Indy Eleven would remove Alioune Diakhate as a second striker and bring on Jordan Farr for not only his first time in the net for Indy Eleven, but for his first appearance as a professional. Farr would perform on another level for a goalkeeper who hasn’t seen the net in live action before and with a victory, it’s really difficult to find a valid piece to be upset about.
“Once we went a man down it was a little more difficult for us to get forward. Sometimes with
ten men you don’t keep the ball well, but I thought we did for spells. That allowed us to recover
a little bit. We took one of our forwards and dropped them in the midfield, so we had three
players in front of a back five and just shifting and moving. We didn’t give up too many chances.
Jordan [Farr] had a couple really good saves and did well. Overall it was a hard game but great
-Head Coach Martin Rennie
If there was something to negatively take away from this game, it’s the annoying fact that Indy Eleven began to play better when they only had ten men on the field.

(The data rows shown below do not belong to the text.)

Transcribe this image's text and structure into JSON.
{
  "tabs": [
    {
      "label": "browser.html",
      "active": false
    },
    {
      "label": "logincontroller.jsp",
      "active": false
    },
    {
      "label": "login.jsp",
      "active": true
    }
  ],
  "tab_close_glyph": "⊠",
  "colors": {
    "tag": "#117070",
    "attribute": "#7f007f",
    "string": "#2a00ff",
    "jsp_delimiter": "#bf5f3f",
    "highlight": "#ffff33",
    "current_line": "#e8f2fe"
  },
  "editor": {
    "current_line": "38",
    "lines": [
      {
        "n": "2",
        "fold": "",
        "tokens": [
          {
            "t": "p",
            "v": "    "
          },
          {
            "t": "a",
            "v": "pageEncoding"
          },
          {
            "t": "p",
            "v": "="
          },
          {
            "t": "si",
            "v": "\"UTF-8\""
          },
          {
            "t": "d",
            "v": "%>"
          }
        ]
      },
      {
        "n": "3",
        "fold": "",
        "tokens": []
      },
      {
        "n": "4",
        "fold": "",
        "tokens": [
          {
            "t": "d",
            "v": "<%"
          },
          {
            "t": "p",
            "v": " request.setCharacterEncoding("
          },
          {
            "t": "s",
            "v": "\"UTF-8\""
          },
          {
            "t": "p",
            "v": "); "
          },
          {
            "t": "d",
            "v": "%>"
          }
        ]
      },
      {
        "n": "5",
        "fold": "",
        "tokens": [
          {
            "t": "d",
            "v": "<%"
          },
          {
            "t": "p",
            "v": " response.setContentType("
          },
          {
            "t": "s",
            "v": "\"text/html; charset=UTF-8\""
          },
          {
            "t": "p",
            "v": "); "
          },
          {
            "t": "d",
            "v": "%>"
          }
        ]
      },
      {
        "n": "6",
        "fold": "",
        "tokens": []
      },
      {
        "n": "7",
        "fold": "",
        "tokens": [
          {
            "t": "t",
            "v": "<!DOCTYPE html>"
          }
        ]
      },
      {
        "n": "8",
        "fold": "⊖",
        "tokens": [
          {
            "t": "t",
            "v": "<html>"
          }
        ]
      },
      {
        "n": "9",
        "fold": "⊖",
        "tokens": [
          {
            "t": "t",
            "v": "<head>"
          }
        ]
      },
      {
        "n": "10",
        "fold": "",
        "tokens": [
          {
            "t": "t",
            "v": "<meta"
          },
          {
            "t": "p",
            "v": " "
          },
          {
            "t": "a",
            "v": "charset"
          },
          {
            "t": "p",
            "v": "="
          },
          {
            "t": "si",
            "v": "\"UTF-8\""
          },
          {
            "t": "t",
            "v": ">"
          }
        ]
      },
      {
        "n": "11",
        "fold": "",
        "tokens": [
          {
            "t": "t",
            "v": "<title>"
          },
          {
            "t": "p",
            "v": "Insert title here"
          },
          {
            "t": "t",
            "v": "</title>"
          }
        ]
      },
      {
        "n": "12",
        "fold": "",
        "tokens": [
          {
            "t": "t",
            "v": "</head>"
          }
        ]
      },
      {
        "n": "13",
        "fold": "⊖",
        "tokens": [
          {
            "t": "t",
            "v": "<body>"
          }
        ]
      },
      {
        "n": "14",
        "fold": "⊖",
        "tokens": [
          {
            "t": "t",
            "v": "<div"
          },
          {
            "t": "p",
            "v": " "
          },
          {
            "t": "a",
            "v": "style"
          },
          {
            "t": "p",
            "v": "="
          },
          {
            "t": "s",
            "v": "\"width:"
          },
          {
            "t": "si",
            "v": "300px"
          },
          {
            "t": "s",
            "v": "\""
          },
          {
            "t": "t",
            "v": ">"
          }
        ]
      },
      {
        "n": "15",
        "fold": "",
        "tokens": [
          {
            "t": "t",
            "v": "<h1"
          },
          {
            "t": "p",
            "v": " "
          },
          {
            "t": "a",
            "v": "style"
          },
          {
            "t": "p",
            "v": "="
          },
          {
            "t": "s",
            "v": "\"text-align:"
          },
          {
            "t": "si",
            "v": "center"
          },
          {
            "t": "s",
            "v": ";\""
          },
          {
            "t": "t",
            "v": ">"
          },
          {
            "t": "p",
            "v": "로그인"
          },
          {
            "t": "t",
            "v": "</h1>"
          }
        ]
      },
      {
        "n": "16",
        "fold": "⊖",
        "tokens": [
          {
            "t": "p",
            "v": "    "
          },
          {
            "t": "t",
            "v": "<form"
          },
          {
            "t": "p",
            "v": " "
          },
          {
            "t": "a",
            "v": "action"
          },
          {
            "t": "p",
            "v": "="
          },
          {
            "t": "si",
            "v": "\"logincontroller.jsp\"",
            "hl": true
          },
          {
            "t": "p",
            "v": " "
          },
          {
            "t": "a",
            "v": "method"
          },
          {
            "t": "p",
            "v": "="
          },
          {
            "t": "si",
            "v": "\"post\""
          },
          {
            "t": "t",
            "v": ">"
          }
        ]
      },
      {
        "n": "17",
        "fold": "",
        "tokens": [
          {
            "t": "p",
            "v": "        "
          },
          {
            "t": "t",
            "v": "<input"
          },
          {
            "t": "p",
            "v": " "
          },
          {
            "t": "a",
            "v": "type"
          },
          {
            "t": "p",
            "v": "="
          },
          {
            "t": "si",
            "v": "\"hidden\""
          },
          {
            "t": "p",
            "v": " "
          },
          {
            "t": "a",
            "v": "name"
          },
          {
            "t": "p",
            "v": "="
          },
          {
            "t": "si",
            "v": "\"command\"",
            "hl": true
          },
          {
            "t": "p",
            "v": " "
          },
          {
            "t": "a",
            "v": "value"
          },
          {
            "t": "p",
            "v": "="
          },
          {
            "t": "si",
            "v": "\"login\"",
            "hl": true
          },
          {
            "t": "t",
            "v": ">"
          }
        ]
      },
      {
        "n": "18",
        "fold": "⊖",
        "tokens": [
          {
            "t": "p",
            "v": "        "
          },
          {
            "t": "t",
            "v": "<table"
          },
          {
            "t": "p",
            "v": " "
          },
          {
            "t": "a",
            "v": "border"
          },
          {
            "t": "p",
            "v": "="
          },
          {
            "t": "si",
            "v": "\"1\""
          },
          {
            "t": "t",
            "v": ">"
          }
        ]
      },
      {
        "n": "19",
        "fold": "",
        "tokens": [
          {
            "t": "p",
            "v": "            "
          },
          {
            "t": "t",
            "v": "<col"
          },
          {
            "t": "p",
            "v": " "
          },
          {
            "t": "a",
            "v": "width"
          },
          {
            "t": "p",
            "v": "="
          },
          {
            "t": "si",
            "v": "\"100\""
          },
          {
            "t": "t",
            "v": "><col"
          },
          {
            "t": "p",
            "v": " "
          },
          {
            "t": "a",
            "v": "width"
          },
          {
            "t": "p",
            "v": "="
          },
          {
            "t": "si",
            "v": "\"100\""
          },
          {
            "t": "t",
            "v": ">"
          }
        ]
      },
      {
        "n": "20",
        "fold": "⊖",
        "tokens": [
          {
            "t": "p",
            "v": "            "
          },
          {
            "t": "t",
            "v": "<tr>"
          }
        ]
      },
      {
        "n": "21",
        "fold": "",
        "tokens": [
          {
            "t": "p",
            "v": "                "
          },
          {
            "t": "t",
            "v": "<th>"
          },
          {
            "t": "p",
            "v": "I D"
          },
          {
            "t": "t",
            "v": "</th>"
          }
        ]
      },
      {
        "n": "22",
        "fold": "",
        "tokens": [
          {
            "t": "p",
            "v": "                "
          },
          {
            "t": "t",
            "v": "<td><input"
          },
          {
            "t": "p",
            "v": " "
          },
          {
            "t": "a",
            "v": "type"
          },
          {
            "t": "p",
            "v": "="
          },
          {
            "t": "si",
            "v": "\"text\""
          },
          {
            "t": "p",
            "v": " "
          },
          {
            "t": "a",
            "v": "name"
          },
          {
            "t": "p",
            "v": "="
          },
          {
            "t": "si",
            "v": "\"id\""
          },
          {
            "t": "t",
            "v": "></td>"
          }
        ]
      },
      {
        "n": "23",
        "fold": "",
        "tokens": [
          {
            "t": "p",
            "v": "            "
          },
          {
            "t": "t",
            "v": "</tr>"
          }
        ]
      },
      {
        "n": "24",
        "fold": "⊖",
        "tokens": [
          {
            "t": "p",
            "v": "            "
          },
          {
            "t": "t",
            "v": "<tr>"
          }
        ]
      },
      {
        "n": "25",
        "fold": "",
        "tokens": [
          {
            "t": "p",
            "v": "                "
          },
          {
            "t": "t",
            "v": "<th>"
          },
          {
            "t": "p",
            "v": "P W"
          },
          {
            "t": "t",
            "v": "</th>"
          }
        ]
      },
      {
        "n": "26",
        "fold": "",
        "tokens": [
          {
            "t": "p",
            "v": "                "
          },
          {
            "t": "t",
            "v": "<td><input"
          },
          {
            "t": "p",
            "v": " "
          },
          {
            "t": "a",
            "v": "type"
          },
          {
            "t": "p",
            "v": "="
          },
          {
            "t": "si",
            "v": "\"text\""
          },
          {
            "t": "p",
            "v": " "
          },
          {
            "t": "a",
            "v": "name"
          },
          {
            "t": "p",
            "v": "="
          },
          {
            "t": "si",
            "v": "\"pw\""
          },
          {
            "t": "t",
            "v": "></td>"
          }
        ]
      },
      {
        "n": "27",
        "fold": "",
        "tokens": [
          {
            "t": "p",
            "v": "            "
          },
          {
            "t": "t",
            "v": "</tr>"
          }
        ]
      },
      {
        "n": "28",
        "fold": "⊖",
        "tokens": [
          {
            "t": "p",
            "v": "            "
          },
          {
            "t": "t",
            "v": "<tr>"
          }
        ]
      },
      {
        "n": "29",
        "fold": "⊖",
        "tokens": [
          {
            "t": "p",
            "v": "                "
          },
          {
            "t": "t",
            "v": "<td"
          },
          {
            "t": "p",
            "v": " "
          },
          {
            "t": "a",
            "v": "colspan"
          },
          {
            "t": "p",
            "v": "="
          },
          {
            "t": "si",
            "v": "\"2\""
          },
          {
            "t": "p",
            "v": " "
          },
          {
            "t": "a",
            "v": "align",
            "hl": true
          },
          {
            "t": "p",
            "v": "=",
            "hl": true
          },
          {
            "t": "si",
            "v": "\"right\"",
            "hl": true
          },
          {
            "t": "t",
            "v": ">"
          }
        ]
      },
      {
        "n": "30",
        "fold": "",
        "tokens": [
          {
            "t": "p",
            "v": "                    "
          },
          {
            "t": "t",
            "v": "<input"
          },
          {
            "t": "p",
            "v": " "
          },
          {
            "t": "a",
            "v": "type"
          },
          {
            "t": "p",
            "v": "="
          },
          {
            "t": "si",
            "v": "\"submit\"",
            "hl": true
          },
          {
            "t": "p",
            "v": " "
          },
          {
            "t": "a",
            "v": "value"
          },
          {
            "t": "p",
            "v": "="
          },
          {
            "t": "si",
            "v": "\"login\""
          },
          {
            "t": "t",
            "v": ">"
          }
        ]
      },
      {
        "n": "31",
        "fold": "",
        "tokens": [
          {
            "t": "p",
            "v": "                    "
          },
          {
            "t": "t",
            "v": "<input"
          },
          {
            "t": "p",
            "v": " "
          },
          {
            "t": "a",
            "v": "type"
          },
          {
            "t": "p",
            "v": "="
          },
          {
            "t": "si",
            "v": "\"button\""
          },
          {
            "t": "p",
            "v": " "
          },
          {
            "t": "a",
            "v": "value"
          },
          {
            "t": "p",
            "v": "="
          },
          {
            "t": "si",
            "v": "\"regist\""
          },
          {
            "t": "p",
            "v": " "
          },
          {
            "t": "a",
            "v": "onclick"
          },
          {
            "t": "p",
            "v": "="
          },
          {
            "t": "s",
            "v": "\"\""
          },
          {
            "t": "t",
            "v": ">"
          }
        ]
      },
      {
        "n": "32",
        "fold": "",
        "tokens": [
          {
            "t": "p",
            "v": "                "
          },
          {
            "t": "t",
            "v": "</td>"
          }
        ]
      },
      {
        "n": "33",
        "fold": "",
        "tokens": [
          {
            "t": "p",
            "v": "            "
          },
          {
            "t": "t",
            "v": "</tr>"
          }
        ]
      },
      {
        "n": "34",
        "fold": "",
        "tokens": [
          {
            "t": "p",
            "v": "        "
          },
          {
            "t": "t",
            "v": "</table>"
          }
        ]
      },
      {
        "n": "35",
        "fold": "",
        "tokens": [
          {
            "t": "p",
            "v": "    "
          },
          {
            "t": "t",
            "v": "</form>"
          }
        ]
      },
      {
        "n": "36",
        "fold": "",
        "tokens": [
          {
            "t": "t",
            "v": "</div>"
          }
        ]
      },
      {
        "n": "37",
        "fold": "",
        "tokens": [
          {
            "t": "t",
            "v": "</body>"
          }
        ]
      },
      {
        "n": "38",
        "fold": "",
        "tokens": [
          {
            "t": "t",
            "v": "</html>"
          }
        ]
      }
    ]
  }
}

In both the Tampa Bay game as well as the Lansing Game upon losing their eleventh man, Indy Eleven conceded much of the area in the opponent’s half and allowed for their opponent to control the space in two-thirds of the field. For the Lansing game, that went to the tune of 249 passes in Indy Eleven’s half of the field, which is a huge number for most teams. In addition to the obvious dominance a team would have passing wise against ten men, Lansing had 12 shots and two big chances to score including in the first minute when Indy Eleven still had 11 men on the field.
Why does Indy Eleven do better with ten?
It’s a headscratcher. Not many would expect it. If it was the first time this occurred, you could make the argument that it’s not worth looking into but given the circumstances, it’s worth pondering how Indy Eleven has played better and with more quality when down a man.
One of the things, and it’s something that Tim Hankinson discussed in a recent Deep Dive Tactics that Ira Jersey did, are the phases of the game:
Typically, this is how positioning works inside of Martin Rennie’s system. That transition period in the middle of defensive and attacking phases seems to be the most challenging because it often leads to players tracking back to try and get between the ball and the net and in the case of Paddy Barrett, making knuckleheaded tackles.
For Indy Eleven, however, removing a piece of that and putting fewer players on the field allows for proper spacing and otherwise calmer reactions than the heavy pressing style it typically plays. For the Lansing match, Indy Eleven put 9 players behind the ball at all times and left the pressing to those in the midfield which allowed Enevoldsen the ability to not only play with a lot of space but be the transition point for attacks as he rarely was out on an island.
It almost feels like the 3-5-2 formation in each phase is a little complicated and a lot to handle. You can make the argument that after only nine games the team will need more time to properly understand positioning but as we learned last year, there’s a short window where that’s a fair argument. This team had a lot longer to prepare than last season and as a result, should be better prepared to play properly.
Nevertheless, as weird as it may sound, Indy Eleven’s goal seems to be that they need to learn to play the same style they did after the 20th minute against both Tampa Bay and Lansing, but with eleven men on the field. There’s no reason that you should perform better with fewer men on the field and if Indy Eleven wants to push themselves higher and reach the minimum expectations for 2019, they need to learn to play with eleven men on the field.